Prep Time: 10 minutes
Cook Time: 20 minutes
Total Time: 30 minutes
- 1 pound boneless skinless chicken breast cut into 1 inch pieces (season chicken to your liking)
- 2 cups small broccoli florets
- 1 cup sliced mushrooms if you don’t like mushrooms you can add carrots or more broccoli.
- 2 teaspoons minced fresh ginger or Squeeze Ginger
- 1 teaspoon minced garlic
- 1/4 cup low sodium chicken broth
- 11/2 teaspoon soy sauce
- salt and pepper to taste
- Heat 1 table of olive oil in a large wok or frying pan over medium heat. Add the broccoli and mushrooms and cook for approximately 4 minutes or until vegetables are tender.

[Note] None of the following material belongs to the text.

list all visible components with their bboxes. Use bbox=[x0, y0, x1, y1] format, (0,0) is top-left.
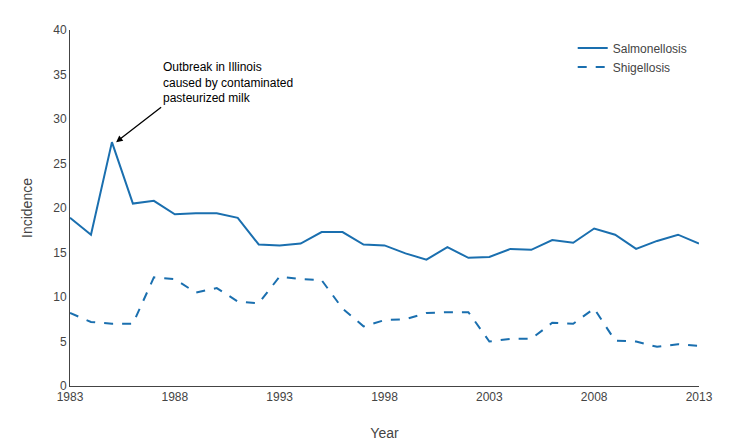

- Add the garlic to the pan and cook for 30 seconds more.
- Remove the vegetables from the pan; place them on a plate and cover.
- Wipe the pan clean with a paper towel and turn the heat to high. Add the remaining tablespoon of olive oil.
- Season the chicken pieces with salt and pepper and add them to the pan in a single layer. Cook for 3-4 minutes on each side until golden brown and cooked through.
- Add the vegetables back to the pan and cook for 2 more minutes or until the vegetables are warmed through.
- Add the soy sauce, ginger, and chicken broth, over the chicken and vegetables; cook for 30 seconds.
Serve immediately, with rice or noodles.